My first look at Las Vegas was from the back of a Volkswagen camper van in the waning 1960s, on a road trip with my family that had lately exited Iowa onto the Lincoln Highway, where from behind the wheel of the van my father, a crew‐cut Korean War veteran then still coming to terms with the Second Vatican Council, exchanged peace sign hand gestures with the oncoming drivers of Volkswagen vans hauling their occupants away from the Human Be‐In back through the campestral landscapes of Middle America. As a child, I know I was impressed by the neon and much too naive to interpret its seedy reflections. In the many decades since, I had returned to Las Vegas once, primarily from curiosity, and left only with little inclination to repeat myself.

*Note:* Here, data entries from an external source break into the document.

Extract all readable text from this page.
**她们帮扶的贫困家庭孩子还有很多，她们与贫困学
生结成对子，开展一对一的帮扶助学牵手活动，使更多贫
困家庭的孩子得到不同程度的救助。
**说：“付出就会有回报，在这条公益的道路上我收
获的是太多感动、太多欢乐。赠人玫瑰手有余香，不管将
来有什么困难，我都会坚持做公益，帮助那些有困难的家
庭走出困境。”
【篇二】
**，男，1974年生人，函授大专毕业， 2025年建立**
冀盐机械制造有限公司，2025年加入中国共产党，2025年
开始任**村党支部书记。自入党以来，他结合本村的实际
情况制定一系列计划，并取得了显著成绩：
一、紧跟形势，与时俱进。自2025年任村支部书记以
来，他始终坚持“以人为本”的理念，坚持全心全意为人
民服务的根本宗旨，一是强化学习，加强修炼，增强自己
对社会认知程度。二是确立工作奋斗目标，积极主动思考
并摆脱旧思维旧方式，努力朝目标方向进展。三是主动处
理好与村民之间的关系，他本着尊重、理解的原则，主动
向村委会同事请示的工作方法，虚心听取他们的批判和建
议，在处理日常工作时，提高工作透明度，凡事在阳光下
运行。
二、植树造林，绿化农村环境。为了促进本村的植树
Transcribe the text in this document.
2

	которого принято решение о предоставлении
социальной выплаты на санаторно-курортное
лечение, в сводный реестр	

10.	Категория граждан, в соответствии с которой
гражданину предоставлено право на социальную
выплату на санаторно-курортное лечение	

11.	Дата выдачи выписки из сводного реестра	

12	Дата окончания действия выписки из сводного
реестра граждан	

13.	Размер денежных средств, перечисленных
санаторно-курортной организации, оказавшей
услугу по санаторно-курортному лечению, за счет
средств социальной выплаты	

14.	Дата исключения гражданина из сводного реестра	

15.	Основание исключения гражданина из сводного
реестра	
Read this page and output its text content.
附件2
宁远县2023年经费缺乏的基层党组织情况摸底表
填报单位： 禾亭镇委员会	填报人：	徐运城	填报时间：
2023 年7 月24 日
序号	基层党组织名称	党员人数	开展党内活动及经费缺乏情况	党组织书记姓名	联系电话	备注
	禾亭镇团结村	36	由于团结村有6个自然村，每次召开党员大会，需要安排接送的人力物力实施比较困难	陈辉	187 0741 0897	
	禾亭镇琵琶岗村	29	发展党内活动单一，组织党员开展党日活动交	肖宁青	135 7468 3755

I spent last weekend in Las Vegas catching up with a friend who had flown from across the country on business and stayed so that we could visit. After the obligatory time passed losing a few bucks and cruising Las Vegas Boulevard in a rented Lamborghini, I became seriously interested in sitting in the hotel lobby and watching the parade. Despite the winking permissiveness that one is expected to believe is the Las Vegas zeitgeist being simply an advertising gimmick, there are those for whom such blandishments work, supposing vulgarity to be a conventional ethos. They were on display in the corridors. My years are not unblemished by poor choices and woeful behavior, often informed by hubris, so I could not fail to recognize the impulse to let the freak fly, but in context, the irony of getting one’s tits out is that doing so has been conferred an imprimatur of respectability, robbing the gesture of political consequence. The opprobrium supposed to be attaching itself to tawdry exhibits could topple governments, but it does not obtain inside an edifice where such conduct has been solicited and is fastidiously inventoried. I wanted to encourage people to get drunk and piss on the shoes of a Las Vegas cop and get back to me about how the Chamber of Commerce felt about it.
Hunter S. Thompson wrote one of the definitive reports on America from the post‐’60s era, and, as my own narrative of Las Vegas began in the 1960s, it is impossible to avoid quoting his
roman à clef after a weekend acquainting myself once again. Now off the escalator and into the casino, big crowds still tight around the crap tables. Who are these people? These faces! Where do they come from? They look
like caricatures of used‐car dealers from Dallas,
wrote Thompson. But they’re real. And, sweet Jesus, there are a hell of a lot of them — still screaming around these desert‐city crap tables at four‐thirty
on a Sunday morning. Still humping the American Dream, that vision of the Big Winner somehow emerging from the last‐minute pre‐dawn chaos of a stale Vegas casino.
¹ Standing in line Sunday morning in the hotel with two dozen other tourists waiting to be served from the caffeine trough, I peered up into one of the surveillance cameras mounted to the ceiling and lifted
my chin in a half‐nodded gesture, unafraid to acknowledge that I was not the biggest voyeur in the building. Behind me on the casino floor were the same people about whom Thompson had written, or, if not them, their offspring,
clamoring in a post‐truth world for a tug of the lever that would make it all clear, give it meaning, banish doubt. Half a century later the windowless room preserves the illusion that it is never too late.
Whither Las Vegas? Its growth and popularity as a travel destination suggest continued prosperity. It is desert meadows and fresh water springs buried beneath Googie relics obliterated by the excavations of decorated sheds, the neon having
been consigned to museums illuminated by colossal video screens, overlooking the great endorheic basin of North America. The predominant features of the landscape are monuments to consumption, but from the street, the storefronts of Sin City
look quite like those in every commercial zone in America. The only novelty on offer is that of scale. The faces on the sidewalk must be studied at length to catch a glimpse of one who aspires only to live well, unnoticed.
The ‘secret of Vegas’ is that there are no secrets,
Dave Hickey once wrote. What is hidden elsewhere exists here in quotidian visibility.
² Beyond the last suburban outpost a yellow‐billed cuckoo (coccyzus americanus) might be seen foraging, but one is meant to remain indoors. I stood in my hotel room looking out the window to the
hills enclosing the valley, feeling out of place, nostalgic for the quondam days of being driven around the country in the back of a Volkswagen, mixing powdered Kool‐Aid into a Coleman dispenser with ice,
hoping to see the Milky Way from beneath whichever trees were overhead that night where we had stopped for sleep. Unlikely to linger until it seemed wrong to leave, when my flight home was announced, I was ready to go.